The last time I heard Keith Jarrett was just over thirty years ago, a distraction from the tensions of final med with some fellow medical students. Even the choir balcony tickets were eye wateringly expensive, the compact and elegant National Concert Hall in Dublin barely half full on a damp November night, and the experience was unforgettable.
I had first come across his music when staying in a Militante Frauenwohngemeinschaft (militant women’s living collective, a long story for another day) while on my electives in Hamburg. His Köln Concert (the largest selling solo piano album in history) was firmly embedded in the cultural landscape, his persona as Serious Artist at one with earnestness of German culture and the single-mindedness of my flatmates. It even pierced my Irish cultural fecklessness in a way that surprised me.
And so I found myself waiting with bated breath for this daunting persona, legendary for not brooking distraction of any sort from his audience. He had been known to distribute cough sweets to his audience, and on one occasion to lead a group cough to clear the collective throat.
The concert was one of almost scary intensity, a journey through a single minded vision of gently evolving melody, pile driving chords, and his trademark grunts and tuneless singing. What emotion there was remained masked and unyielding until his encore, a melting and totally riveting exploration of Somewhere Over the Rainbow.
Thirty years later, the same hall had sold out within hours, the pre-concert buzz was electric, the crowd encompassing a remarkable spectrum of ages. But this was not the only difference: as a geriatrician, I could not help my growing fascination at the change in Keith Jarrett.

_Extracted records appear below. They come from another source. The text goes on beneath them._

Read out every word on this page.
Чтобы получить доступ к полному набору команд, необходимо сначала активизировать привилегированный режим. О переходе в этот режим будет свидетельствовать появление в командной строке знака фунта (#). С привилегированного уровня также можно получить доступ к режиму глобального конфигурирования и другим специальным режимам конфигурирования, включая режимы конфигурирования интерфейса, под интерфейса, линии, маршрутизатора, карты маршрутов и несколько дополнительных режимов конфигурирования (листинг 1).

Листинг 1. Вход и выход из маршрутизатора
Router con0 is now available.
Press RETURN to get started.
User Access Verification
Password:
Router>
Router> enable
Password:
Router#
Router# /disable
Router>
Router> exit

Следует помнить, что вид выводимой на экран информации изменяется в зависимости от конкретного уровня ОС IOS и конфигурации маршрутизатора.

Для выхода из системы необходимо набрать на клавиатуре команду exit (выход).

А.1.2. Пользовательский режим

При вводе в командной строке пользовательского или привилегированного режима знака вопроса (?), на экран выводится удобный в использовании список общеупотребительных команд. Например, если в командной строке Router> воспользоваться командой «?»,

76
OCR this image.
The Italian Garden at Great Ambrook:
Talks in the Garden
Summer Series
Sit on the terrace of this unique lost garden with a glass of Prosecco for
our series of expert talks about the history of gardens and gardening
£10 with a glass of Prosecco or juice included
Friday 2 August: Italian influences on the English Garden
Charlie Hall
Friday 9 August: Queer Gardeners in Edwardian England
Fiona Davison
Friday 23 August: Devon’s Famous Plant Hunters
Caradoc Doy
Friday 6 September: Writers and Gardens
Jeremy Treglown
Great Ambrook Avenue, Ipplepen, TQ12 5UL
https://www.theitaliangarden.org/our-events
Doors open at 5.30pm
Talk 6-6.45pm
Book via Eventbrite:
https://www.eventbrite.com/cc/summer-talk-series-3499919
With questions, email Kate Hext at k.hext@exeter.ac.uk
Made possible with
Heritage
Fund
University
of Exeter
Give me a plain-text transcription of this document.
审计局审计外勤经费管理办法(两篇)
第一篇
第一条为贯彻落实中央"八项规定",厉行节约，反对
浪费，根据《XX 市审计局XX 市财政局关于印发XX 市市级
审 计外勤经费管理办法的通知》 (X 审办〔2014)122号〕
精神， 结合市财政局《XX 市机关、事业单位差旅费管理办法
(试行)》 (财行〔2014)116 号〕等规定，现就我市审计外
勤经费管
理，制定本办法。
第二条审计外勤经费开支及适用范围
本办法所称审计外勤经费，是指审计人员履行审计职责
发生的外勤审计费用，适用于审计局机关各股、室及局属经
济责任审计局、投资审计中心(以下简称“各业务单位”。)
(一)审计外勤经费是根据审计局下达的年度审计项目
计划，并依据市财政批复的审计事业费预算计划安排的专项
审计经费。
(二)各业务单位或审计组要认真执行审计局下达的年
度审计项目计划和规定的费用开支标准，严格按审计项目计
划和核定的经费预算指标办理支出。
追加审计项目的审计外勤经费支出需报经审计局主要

Gone was the taciturn and austere artist, replaced by a more casual and relaxed figure in a soft green shirt, trading gentle jokes with his audience between pieces.
The music was also different: shorter pieces—although still substantial—more rounded, economical, and with a restrained warmth that disarmed and conquered in a deceptively effortless fashion. The mastery and maturity of ageing can be hard concepts to transmit to those outside of gerontology—but to those of who had been to both concerts, it was unmistakable.
His final encore illuminated the slipperiness of the concept that you cannot step in the same river twice—surely some landmarks remain the same? And so it was with Somewhere Over the Rainbow three decades later on the same stage, the music the same but not the same, thirty years telescoping and yet expanding, a reminder that we constantly revisit and renew our life experiences, reframing and recontextualizing landmark emotions.
It was only afterwards that I realized that my gerontological focus on ageing and maturity had been entirely directed outwards, on Keith Jarrett and his artistry. This in turn led me to reflecting on how little attention we pay in gerontology to our own ageing, dealing with those who age in an objectified manner. The ever subtle Atul Gawande gave us a little nudge in this direction in his How We Age Now, using a retired geriatrician as a central trope of his analysis of contemporary ageing.
But the eye cannot turn inwards on itself, and I struggled to find that which I might share from this second encounter with Keith Jarrett without resorting to Crabtree’s bludgeon*. Perhaps one aspect is the release from the intensity and unconscious intolerance of early adulthood, whose angular edges can be a spark for action and innovation but which are often uncomfortable for those around us.
This change resonates with the wisdom that old men dream dreams and young men see visions. As one astute observer has noted, a vision contains the idea of synthesising elements that are apparently contradictory. A dream, on the other hand, gives us a world in which contradictory things can co-exist. Instead of synthesising and finding a way out of contradiction by resolution, dreams find a world in which contradiction can exist without conflict.
In addition, with ageing we grow to trust that the deep core of what we are trying to communicate to others has a logic of its own, and this security can disarm others and ourselves in equal measure.
But it was Jarrett’s music in the final analysis which relayed most forcefully to me what ageing adds to our lives, bearing out Mendelssohn’s aphorism that it is not that music is too imprecise for words, but rather that it is too precise.
Desmond O’Neill is a consultant physician in geriatric and stroke medicine, and Chair of the National Centre for Arts and Health, Dublin.
*No set of mutually inconsistent observations can exist for which some human intellect cannot conceive a coherent explanation, however complicated.